Eleanor Roosevelt once said "You gain strength, courage and confidence by every experience in which you really stop to look fear in the face. You are able to say to yourself, ‘I lived through this horror. I can take the next thing that comes along...' You must do the thing you think you cannot do.''
So, who cares if you're a little tongue-tied, if you say something foolish or if your palms sweat a little? I bet you won't be the only one in the room whose nerves betray you. And, it's better to care too much than not at all!
Don't get hung up in your missteps, rather, try to recover from them as quickly as possible. You might even try to make a joke, like, "Oops, I really stuck my foot in that one, didn't I? Here, let me take it out--(sound of foot being taken out of mouth)."
People tend to respond positively to someone who can laugh at herself; it shows she has enough confidence not to take herself too seriously. If you don't make an issue a big deal, others likely won't either.

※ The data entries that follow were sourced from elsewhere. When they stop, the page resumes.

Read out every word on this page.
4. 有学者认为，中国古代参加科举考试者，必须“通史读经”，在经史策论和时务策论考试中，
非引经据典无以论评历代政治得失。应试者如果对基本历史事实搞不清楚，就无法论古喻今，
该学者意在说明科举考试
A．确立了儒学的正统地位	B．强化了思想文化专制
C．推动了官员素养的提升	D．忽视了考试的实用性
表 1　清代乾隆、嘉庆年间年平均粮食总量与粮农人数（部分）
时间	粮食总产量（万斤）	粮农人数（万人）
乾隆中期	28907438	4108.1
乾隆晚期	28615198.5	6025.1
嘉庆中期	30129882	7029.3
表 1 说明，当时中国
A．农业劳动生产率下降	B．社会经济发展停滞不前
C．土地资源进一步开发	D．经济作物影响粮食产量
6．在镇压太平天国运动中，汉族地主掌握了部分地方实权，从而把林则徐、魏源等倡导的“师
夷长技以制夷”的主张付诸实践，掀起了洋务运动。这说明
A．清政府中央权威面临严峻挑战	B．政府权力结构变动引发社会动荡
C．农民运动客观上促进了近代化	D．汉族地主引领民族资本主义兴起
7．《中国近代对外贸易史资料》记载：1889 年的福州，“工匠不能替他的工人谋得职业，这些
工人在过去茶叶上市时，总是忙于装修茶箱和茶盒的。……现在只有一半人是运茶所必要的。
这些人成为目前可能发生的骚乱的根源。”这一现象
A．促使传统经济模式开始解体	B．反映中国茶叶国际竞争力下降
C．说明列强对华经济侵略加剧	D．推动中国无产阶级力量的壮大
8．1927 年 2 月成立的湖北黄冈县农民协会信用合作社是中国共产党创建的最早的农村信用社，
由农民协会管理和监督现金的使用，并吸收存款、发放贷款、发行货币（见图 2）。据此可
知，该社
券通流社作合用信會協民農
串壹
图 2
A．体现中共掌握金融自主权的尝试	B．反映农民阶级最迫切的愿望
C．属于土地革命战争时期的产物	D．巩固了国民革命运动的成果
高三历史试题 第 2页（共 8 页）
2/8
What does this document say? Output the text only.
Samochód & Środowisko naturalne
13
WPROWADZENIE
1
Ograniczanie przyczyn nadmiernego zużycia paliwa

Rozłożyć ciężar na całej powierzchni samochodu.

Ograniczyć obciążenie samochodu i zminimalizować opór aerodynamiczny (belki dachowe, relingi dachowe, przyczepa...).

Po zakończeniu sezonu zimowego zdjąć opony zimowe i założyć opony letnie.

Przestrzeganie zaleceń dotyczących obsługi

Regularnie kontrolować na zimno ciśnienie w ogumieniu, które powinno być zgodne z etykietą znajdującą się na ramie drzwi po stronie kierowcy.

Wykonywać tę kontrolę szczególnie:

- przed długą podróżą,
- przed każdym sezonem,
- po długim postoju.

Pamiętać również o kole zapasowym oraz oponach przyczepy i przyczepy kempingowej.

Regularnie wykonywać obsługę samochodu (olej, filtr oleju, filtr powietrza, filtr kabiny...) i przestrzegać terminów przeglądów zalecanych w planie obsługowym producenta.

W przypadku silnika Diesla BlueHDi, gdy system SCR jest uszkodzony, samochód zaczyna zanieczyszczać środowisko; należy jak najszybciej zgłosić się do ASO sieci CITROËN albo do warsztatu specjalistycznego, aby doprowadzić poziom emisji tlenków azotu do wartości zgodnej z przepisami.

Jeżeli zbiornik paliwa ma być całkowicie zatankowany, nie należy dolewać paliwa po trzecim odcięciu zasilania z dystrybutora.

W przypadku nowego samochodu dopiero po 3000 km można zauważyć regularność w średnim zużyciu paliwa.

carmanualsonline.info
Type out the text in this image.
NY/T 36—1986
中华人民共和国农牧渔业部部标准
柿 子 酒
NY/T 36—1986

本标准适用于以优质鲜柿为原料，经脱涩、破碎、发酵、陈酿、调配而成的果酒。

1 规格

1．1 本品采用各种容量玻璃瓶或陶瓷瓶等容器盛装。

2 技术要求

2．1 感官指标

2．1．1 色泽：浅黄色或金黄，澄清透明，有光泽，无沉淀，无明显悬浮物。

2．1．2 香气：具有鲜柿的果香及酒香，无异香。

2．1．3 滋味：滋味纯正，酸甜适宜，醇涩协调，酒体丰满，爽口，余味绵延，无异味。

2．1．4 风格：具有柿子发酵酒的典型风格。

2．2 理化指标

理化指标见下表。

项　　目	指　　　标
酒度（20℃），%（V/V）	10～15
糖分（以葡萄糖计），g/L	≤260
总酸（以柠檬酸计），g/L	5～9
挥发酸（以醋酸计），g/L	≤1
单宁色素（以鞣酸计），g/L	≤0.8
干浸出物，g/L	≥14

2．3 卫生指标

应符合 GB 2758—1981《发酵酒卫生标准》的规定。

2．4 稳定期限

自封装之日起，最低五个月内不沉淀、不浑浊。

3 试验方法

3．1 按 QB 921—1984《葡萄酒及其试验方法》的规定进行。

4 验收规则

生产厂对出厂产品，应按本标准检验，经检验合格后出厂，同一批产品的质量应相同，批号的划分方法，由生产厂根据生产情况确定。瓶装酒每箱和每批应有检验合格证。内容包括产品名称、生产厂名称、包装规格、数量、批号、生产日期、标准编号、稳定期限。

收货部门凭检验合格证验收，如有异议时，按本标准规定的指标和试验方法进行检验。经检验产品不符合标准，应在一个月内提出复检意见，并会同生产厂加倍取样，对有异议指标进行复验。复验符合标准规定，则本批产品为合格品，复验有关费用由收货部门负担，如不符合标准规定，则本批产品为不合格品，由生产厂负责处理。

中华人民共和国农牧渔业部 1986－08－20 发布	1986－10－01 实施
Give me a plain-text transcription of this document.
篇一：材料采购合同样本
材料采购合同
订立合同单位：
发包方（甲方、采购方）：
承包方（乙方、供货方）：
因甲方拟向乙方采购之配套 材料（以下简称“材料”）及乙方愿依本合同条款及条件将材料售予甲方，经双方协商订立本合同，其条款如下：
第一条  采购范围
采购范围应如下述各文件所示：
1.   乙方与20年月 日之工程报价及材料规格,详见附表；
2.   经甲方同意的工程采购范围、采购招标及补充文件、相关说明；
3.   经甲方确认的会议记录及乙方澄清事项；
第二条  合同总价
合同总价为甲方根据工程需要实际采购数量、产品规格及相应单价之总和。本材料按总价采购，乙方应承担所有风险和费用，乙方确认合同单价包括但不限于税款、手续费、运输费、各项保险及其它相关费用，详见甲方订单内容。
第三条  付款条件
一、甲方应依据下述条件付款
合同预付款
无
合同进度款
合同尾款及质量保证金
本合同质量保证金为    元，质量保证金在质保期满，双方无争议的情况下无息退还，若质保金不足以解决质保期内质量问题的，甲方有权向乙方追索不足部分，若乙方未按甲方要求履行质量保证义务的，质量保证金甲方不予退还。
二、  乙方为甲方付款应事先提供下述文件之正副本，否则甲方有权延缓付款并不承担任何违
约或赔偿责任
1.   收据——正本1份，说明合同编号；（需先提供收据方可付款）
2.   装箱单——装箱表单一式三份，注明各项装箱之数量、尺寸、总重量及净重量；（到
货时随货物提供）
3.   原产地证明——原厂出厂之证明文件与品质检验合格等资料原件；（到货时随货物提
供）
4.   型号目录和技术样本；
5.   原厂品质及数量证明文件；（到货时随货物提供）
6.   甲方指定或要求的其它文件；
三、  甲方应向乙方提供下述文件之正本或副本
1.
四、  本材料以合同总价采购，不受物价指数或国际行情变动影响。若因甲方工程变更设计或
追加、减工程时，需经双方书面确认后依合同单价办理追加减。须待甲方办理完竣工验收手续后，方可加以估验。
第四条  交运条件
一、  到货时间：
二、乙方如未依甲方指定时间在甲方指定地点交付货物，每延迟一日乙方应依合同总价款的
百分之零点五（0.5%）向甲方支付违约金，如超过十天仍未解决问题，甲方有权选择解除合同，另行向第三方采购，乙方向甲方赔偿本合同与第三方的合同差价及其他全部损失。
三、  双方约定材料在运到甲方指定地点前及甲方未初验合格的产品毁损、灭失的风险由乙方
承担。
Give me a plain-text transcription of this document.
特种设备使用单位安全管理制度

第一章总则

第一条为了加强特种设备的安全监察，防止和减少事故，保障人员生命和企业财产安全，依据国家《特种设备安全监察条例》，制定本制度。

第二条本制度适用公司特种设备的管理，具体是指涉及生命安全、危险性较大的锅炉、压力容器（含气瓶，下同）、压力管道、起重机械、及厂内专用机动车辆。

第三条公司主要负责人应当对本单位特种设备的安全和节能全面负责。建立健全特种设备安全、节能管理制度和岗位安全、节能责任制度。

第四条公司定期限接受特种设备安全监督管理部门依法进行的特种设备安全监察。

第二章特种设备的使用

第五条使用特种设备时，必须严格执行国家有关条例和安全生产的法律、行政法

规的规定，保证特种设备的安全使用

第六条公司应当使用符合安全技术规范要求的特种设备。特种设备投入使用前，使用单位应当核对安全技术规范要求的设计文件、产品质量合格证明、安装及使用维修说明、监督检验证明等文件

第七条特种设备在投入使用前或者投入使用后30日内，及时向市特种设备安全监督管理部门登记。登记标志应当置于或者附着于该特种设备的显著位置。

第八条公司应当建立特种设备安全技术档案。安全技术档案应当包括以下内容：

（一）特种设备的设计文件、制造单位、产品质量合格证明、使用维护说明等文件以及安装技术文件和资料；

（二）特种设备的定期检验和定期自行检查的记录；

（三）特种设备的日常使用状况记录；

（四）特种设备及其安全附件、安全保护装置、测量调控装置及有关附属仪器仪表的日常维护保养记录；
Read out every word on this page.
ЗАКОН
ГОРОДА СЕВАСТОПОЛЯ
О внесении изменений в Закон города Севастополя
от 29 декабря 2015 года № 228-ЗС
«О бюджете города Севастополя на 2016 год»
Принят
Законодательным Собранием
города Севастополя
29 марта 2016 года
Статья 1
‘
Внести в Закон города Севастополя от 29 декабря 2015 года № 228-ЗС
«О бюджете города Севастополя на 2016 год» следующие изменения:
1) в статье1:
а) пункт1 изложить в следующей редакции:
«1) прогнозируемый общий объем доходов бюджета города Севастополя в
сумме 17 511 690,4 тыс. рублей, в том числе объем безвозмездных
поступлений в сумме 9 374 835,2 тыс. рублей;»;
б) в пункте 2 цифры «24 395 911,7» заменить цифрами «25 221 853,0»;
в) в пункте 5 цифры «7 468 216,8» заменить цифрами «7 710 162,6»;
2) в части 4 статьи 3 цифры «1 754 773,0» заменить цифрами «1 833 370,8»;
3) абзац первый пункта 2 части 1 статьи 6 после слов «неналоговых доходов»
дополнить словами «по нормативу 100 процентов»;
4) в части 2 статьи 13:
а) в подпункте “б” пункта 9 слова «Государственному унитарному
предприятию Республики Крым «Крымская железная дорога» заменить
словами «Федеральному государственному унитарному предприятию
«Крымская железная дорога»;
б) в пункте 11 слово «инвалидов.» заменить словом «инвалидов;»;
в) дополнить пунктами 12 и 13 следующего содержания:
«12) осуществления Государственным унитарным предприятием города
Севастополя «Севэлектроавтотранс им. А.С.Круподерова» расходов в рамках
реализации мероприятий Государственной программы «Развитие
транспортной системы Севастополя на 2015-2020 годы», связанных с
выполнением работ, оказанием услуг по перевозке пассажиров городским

So try to suspend the harsh self-judgment.
When you're so focused on your missteps, you're no longer grounded in the present moment, where there are ample opportunities to forge a different impression. So, next time you call some guy you just met Cad when his name was really Chad, laugh it off and move on to the next topic of conversation, where perhaps you might have something insightful or witty to contribute, thus erasing your faux pas and forging a new persona, this one, not non-gratis.
The concern isn't to get over the anxiety, but to get through it, and the more you just keep showing up and laughing off those blunders, the more comfortable and confident you'll become.
Other Useful Resources:
Shaking Your Shyness, Renee Gilbert, Ph.D.
Overcome Social Anxiety, University of Texas at Dallas
Pay attention to how others interact when meeting strangers. Model their behavior if it seems reasonable for you, but be yourself. Don't model behavior that would not feel authentic.
If the problem is related to shyness, many people find that quality to be attractive so it could work for you.
We all like compliments. Initiating a conversation with a sincere compliment can start things off on the right foot.